一旦确定了风险偏好，就可以采用适当的措施.g.(关键风险指标)，以及风险和控制的矩阵. This integrated approach allows for operational risks and controls to be parsed and addressed across manual processes, 外部服务和自动化系统, which is essential for change control over critical master and reference data as well as complex ERP and performance management systems.

3. 利用技术来启用流程.

As companies continue to move toward making their business processes more digital to remain competitive, 应不断评估内部控制，以确保它们能够跟上. 除了 to staying apprised of emerging risks such as new cybersecurity threats, 云计算和自动化工具, companies should employ technology to both test controls and enhance their performance.

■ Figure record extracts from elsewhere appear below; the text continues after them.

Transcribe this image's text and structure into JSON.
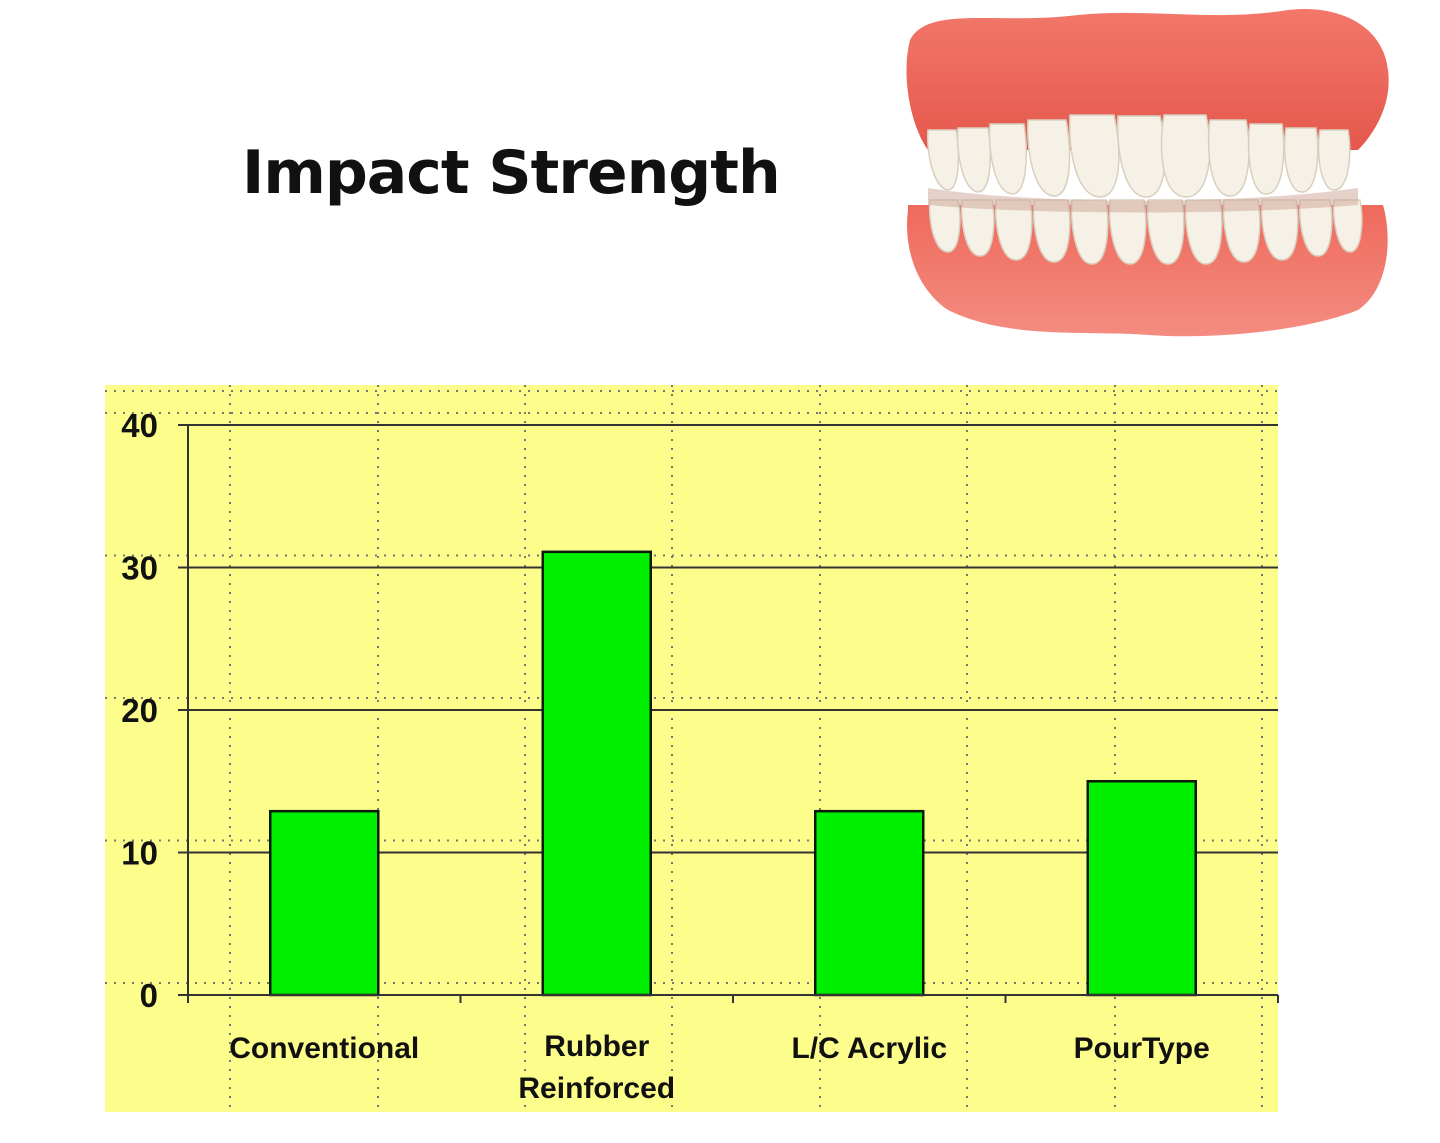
{
  "slide": {
    "title": "Impact Strength"
  },
  "illustration": {
    "icon": "dentures-icon"
  },
  "colors": {
    "plot_background": "#fdfd8c",
    "bar_fill": "#00f000",
    "bar_stroke": "#0a1a0a",
    "gridline": "#333333",
    "title": "#111111"
  },
  "chart_data": {
    "type": "bar",
    "title": "",
    "xlabel": "",
    "ylabel": "",
    "categories": [
      "Conventional",
      "Rubber Reinforced",
      "L/C Acrylic",
      "PourType"
    ],
    "category_lines": [
      [
        "Conventional"
      ],
      [
        "Rubber",
        "Reinforced"
      ],
      [
        "L/C Acrylic"
      ],
      [
        "PourType"
      ]
    ],
    "values": [
      12.9,
      31.1,
      12.9,
      15
    ],
    "ylim": [
      0,
      40
    ],
    "yticks": [
      0,
      10,
      20,
      30,
      40
    ],
    "grid": true,
    "legend": "none"
  }
}
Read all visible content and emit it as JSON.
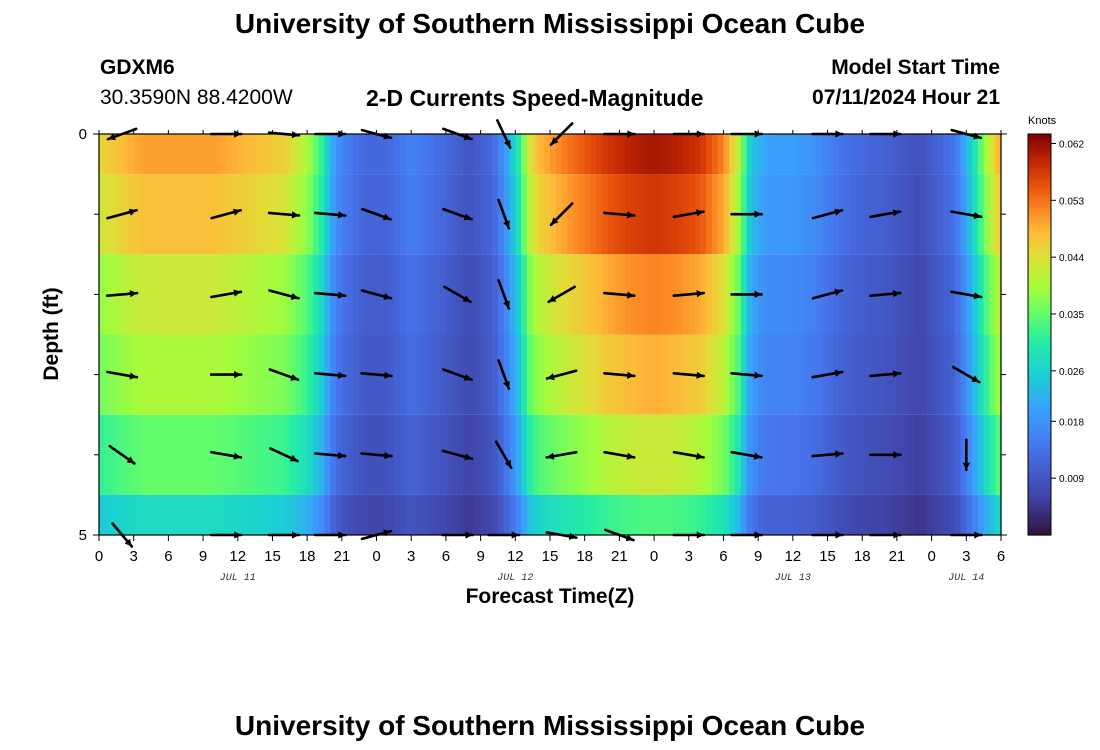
{
  "header": {
    "title": "University of Southern Mississippi Ocean Cube",
    "station": "GDXM6",
    "coords": "30.3590N  88.4200W",
    "subtitle": "2-D Currents Speed-Magnitude",
    "model_start_label": "Model Start Time",
    "model_start_value": "07/11/2024 Hour 21"
  },
  "footer": {
    "title": "University of Southern Mississippi Ocean Cube"
  },
  "chart_data": {
    "type": "heatmap",
    "title": "2-D Currents Speed-Magnitude",
    "xlabel": "Forecast Time(Z)",
    "ylabel": "Depth (ft)",
    "x_start_hour": 0,
    "x_end_hour": 78,
    "x_tick_hours": [
      0,
      3,
      6,
      9,
      12,
      15,
      18,
      21,
      24,
      27,
      30,
      33,
      36,
      39,
      42,
      45,
      48,
      51,
      54,
      57,
      60,
      63,
      66,
      69,
      72,
      75,
      78
    ],
    "x_tick_labels": [
      "0",
      "3",
      "6",
      "9",
      "12",
      "15",
      "18",
      "21",
      "0",
      "3",
      "6",
      "9",
      "12",
      "15",
      "18",
      "21",
      "0",
      "3",
      "6",
      "9",
      "12",
      "15",
      "18",
      "21",
      "0",
      "3",
      "6"
    ],
    "date_labels": [
      {
        "label": "JUL 11",
        "hour": 12
      },
      {
        "label": "JUL 12",
        "hour": 36
      },
      {
        "label": "JUL 13",
        "hour": 60
      },
      {
        "label": "JUL 14",
        "hour": 75
      }
    ],
    "y_range": [
      0,
      5
    ],
    "y_tick_labels": [
      {
        "value": 0,
        "label": "0"
      },
      {
        "value": 5,
        "label": "5"
      }
    ],
    "y_minor_ticks": [
      1,
      2,
      3,
      4
    ],
    "depth_levels": [
      0,
      1,
      2,
      3,
      4,
      5
    ],
    "colorbar": {
      "label": "Knots",
      "min": 0.0,
      "max": 0.0635,
      "ticks": [
        0.009,
        0.018,
        0.026,
        0.035,
        0.044,
        0.053,
        0.062
      ],
      "tick_labels": [
        "0.009",
        "0.018",
        "0.026",
        "0.035",
        "0.044",
        "0.053",
        "0.062"
      ]
    },
    "speed_profile": {
      "hours": [
        0,
        2,
        4,
        10,
        16,
        18,
        19.5,
        20,
        21,
        23,
        25,
        27,
        30,
        32,
        34,
        35,
        36.5,
        37,
        38,
        40,
        42,
        44,
        46,
        48,
        50,
        52,
        54,
        55.5,
        56,
        57,
        58,
        60,
        62,
        64,
        66,
        68,
        70,
        71,
        72,
        74,
        75,
        76,
        77,
        78
      ],
      "depth_scale": [
        1.0,
        0.95,
        0.85,
        0.8,
        0.7,
        0.55
      ],
      "values": [
        0.045,
        0.048,
        0.05,
        0.05,
        0.046,
        0.04,
        0.03,
        0.022,
        0.016,
        0.012,
        0.012,
        0.016,
        0.012,
        0.009,
        0.012,
        0.018,
        0.032,
        0.042,
        0.048,
        0.052,
        0.055,
        0.058,
        0.06,
        0.061,
        0.06,
        0.058,
        0.052,
        0.04,
        0.028,
        0.022,
        0.02,
        0.02,
        0.018,
        0.014,
        0.012,
        0.011,
        0.009,
        0.008,
        0.01,
        0.014,
        0.022,
        0.032,
        0.042,
        0.05
      ]
    },
    "arrow_columns": [
      2,
      11,
      16,
      20,
      24,
      31,
      35,
      40,
      45,
      51,
      56,
      63,
      68,
      75
    ],
    "vector_rows": [
      {
        "depth": 0,
        "angles": [
          160,
          0,
          5,
          0,
          15,
          20,
          65,
          135,
          0,
          0,
          0,
          0,
          0,
          15
        ]
      },
      {
        "depth": 1,
        "angles": [
          -15,
          -15,
          5,
          5,
          20,
          20,
          70,
          135,
          5,
          -10,
          0,
          -15,
          -10,
          10
        ]
      },
      {
        "depth": 2,
        "angles": [
          -5,
          -10,
          15,
          5,
          15,
          30,
          70,
          150,
          5,
          -5,
          0,
          -15,
          -5,
          10
        ]
      },
      {
        "depth": 3,
        "angles": [
          10,
          0,
          20,
          5,
          5,
          20,
          70,
          165,
          5,
          5,
          5,
          -10,
          -5,
          30
        ]
      },
      {
        "depth": 4,
        "angles": [
          35,
          10,
          25,
          5,
          5,
          15,
          60,
          170,
          10,
          10,
          10,
          -5,
          0,
          90
        ]
      },
      {
        "depth": 5,
        "angles": [
          50,
          0,
          0,
          0,
          -15,
          0,
          0,
          10,
          20,
          0,
          0,
          0,
          0,
          0
        ]
      }
    ]
  }
}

Organizations that have been leveraging data analytics and governance risk and compliance (GRC) tools to evaluate full populations of data and monitor key risks are now looking to leverage these tools in all aspects of the audit cycle, 包括使用数据分析在风险事件发生之前进行预测. Leading-edge risk departments are also beginning to leverage automation tools to perform manual, 时间密集型任务，例如测试Sarbanes-Oxley (SOX)的遵从性.

4. 要主动，不要被动.

古老的谚语, 一盎司的预防胜过十分的治疗,” applies perfectly to internal controls and should be instilled within the organization. 确保每一道防线都发挥作用，保持适当的控制. Operational management must believe they are truly the first line of defense and treat the second and third lines as risk consultants. 如果第一道防线能发挥作用, 第二线的工作(风险管理和合规职能), 第三条线(内部审计)变得更加容易，成本也更低.

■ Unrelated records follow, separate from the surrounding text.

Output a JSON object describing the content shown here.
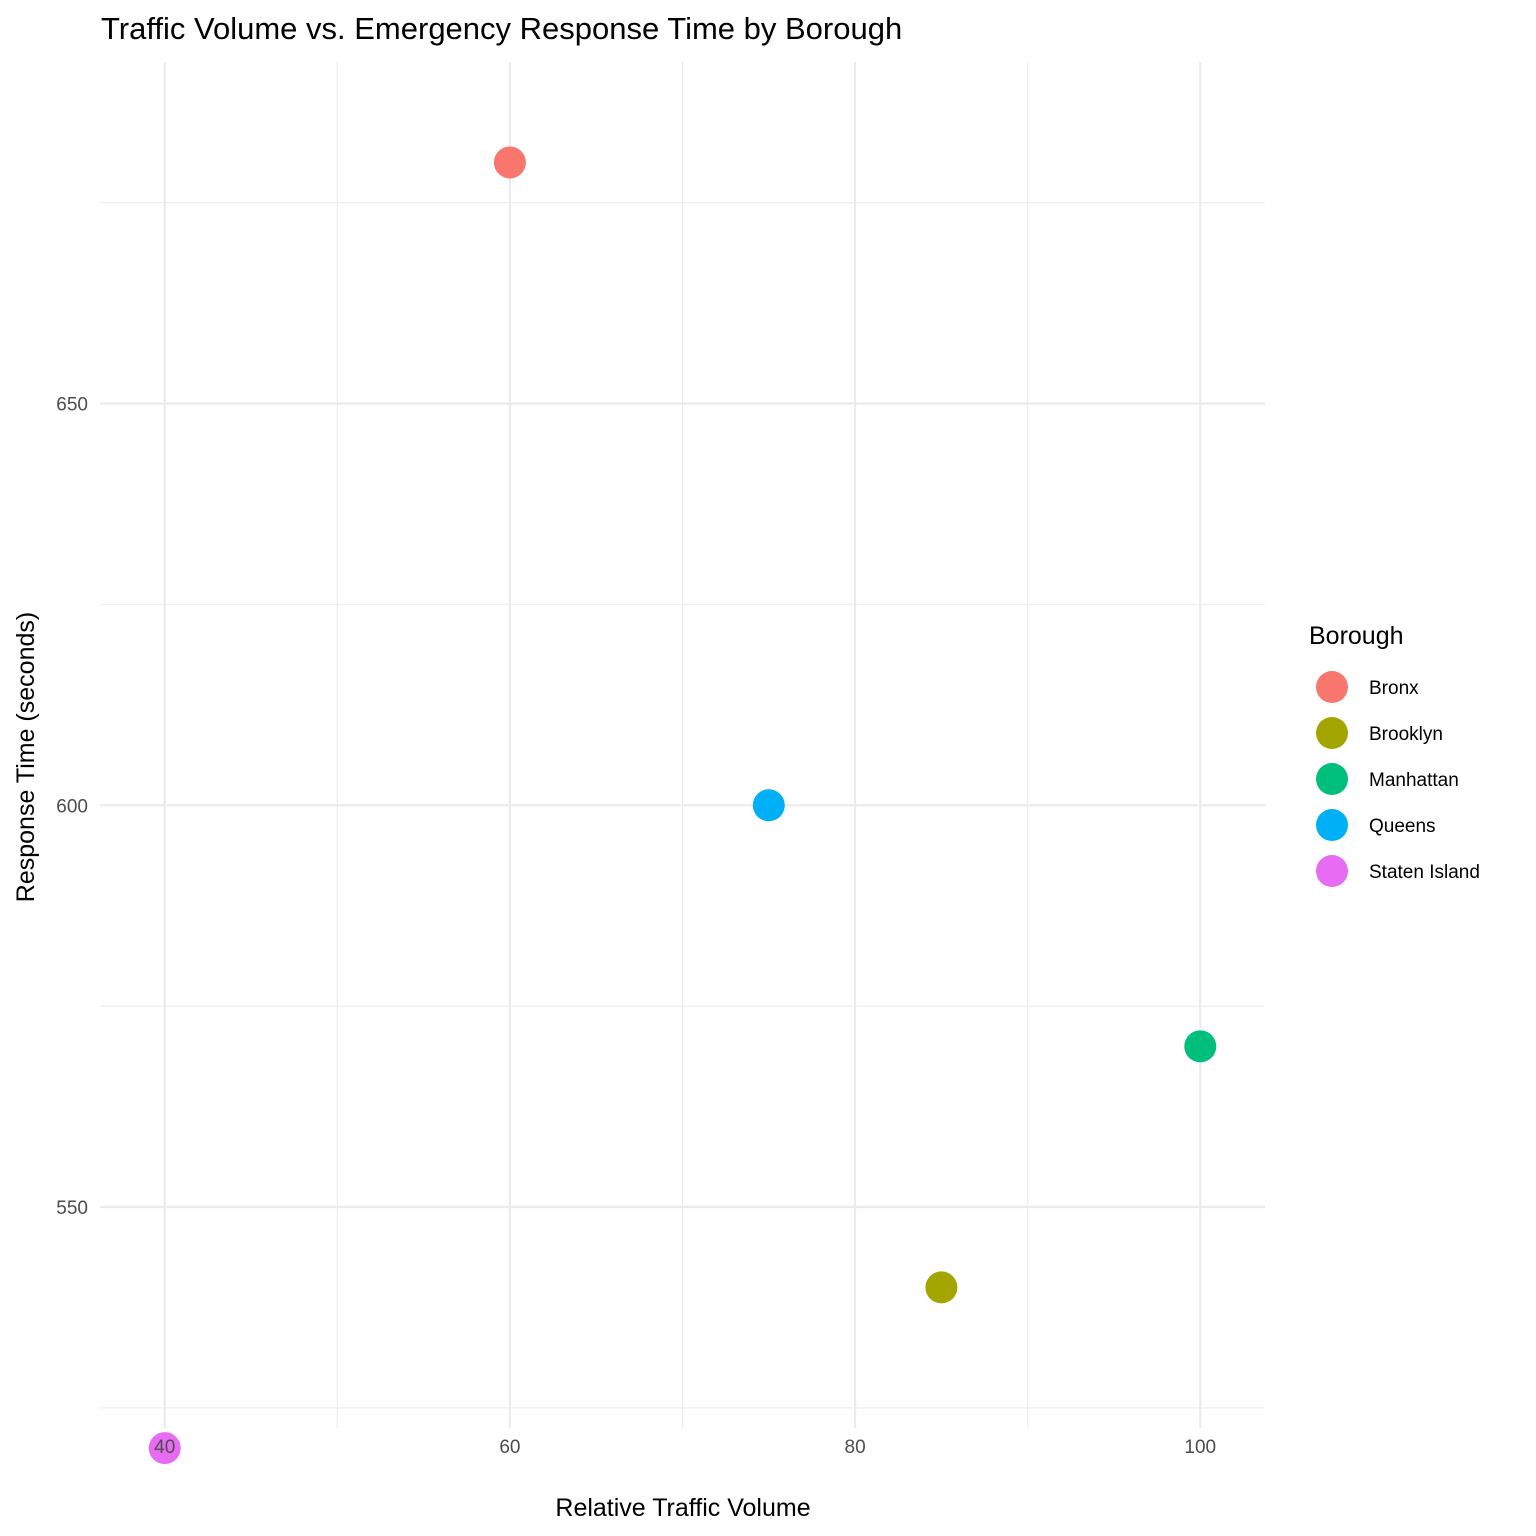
{
  "chart_data": {
    "type": "scatter",
    "title": "Traffic Volume vs. Emergency Response Time by Borough",
    "xlabel": "Relative Traffic Volume",
    "ylabel": "Response Time (seconds)",
    "xlim": [
      36.25,
      103.75
    ],
    "ylim": [
      522.5,
      692.5
    ],
    "x_ticks": [
      40,
      60,
      80,
      100
    ],
    "x_minor_ticks": [
      50,
      70,
      90
    ],
    "y_ticks": [
      550,
      600,
      650
    ],
    "y_minor_ticks": [
      525,
      575,
      625,
      675
    ],
    "grid": true,
    "legend": {
      "title": "Borough",
      "placement": "right"
    },
    "series": [
      {
        "name": "Bronx",
        "color": "#F8766D",
        "x": [
          60
        ],
        "y": [
          680
        ]
      },
      {
        "name": "Brooklyn",
        "color": "#A3A500",
        "x": [
          85
        ],
        "y": [
          540
        ]
      },
      {
        "name": "Manhattan",
        "color": "#00BF7D",
        "x": [
          100
        ],
        "y": [
          570
        ]
      },
      {
        "name": "Queens",
        "color": "#00B0F6",
        "x": [
          75
        ],
        "y": [
          600
        ]
      },
      {
        "name": "Staten Island",
        "color": "#E76BF3",
        "x": [
          40
        ],
        "y": [
          520
        ]
      }
    ]
  }
}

以数据治理为例. 如果允许在客户设置过程中出现错误, 在单个事务级别上，它可能会扩散到数百个问题, 这反过来又会导致数千小时的纠正工作. 最终，这可能会使组织损失数百万美元.

但是通过积极主动, 公司可以在战略项目的早期加入风险专家, 例如ERP系统的实施. 以这种方式, they serve as a consulting resource to the project team to help ensure that risks and controls are being properly considered and built into the overall strategy and design requirements, 帮助避免昂贵的修复和事后的返工.

5. 挑战手动和耗时的流程.

Organizations should leverage data analytics and automation wherever possible to enhance both the performance and validation of internal controls. 除了, manual controls should be constantly challenged to deter最小值e if they can be fully or, 至少部分是这样, 自动化. Knowing the lineage of a manual control is an important step in the process because, 在很多情况下, 它们被用于错误的目的.

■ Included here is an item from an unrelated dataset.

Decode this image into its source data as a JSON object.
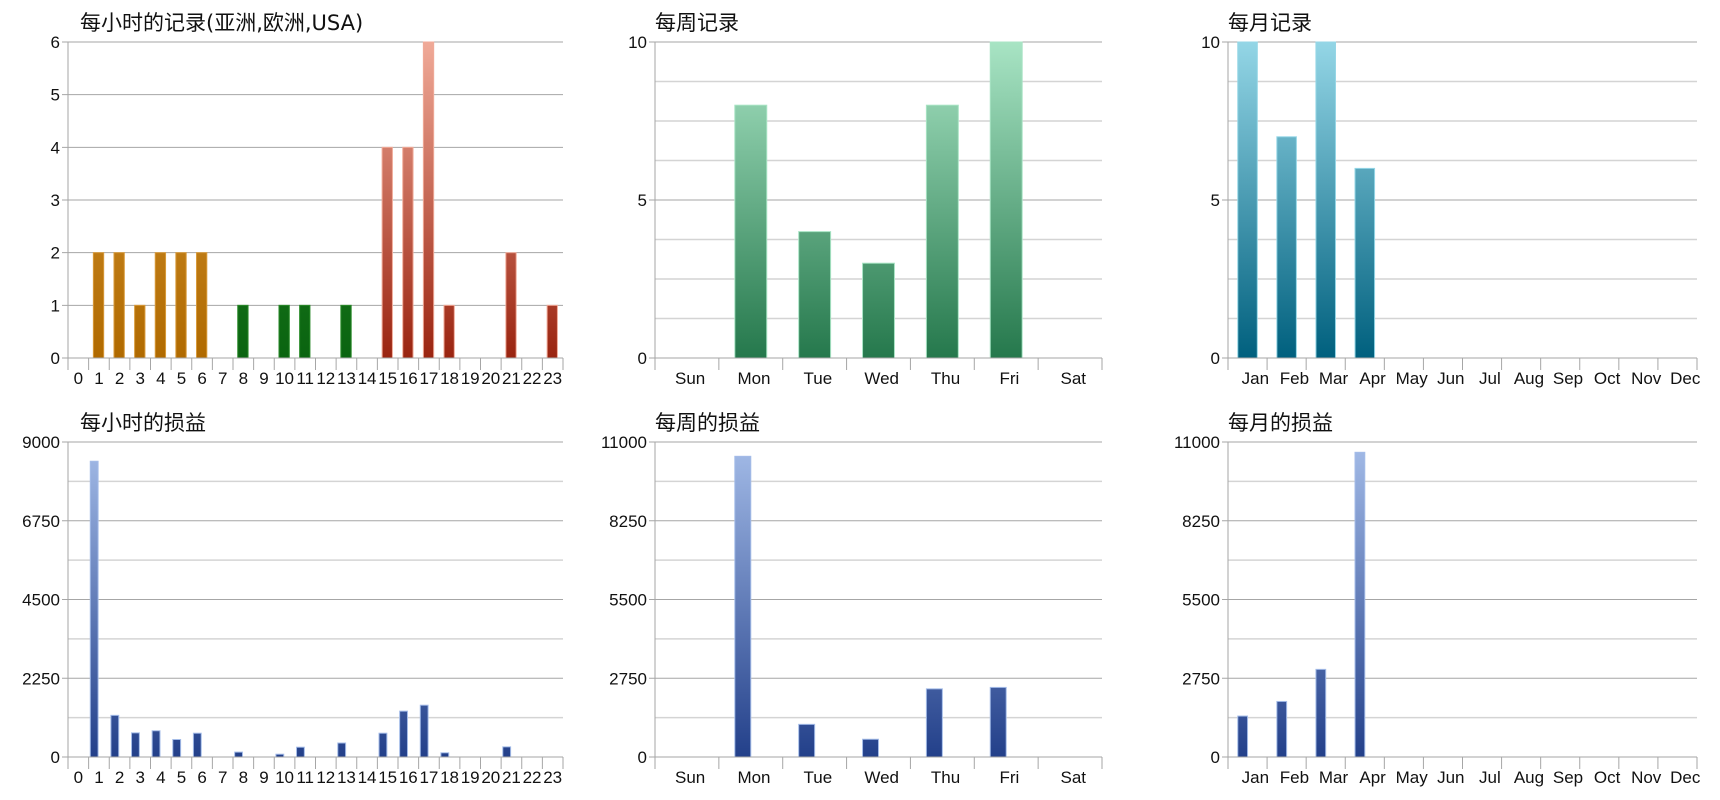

例如, manual controls are often implemented as a temporary Band-Aid to remediate a Sarbanes-Oxley issue, 然后再也没有重访. 在其他情况下, they continue to operate because process owners are afraid to challenge or change the control, 相信这会让外部审计机构或监管机构感到不安. 然而，双方通常对合理的控制权变更持开放态度.

6. 利用内部控制专家.

It is a healthy exercise for an independent third party to review and challenge a control design, as these subject matter experts know what is required by the applicable laws and regulations and can help an organization right-size its controls. 他们也带来了一个公正的观点，什么是有效的，什么是无效的, 哪些可以帮助简化控制环境. 除了, control advisors have knowledge of changes in laws and regulations that can help a company stay ahead of the game.

7. 关注最重要的事情.

并非所有风险都是平等的. Those responsible for designing and operating an organization’s controls should have a good perspective on risk. 没有它, 控制可能是过度设计或设计不足, leaving an out-of-balance control environment; for instance, 80%的vwin娱乐场官方集中在20%的风险上.

Companies should leverage technology to manage the risk assessment process and data analytics to predict where changes may be necessary. 这种关注依赖于一个良好的陈述, timely and updated risk appetite that reflects the regulatory and market environments, as well as management’s appraisal of the risk and controls balance versus the risks required for the business to thrive.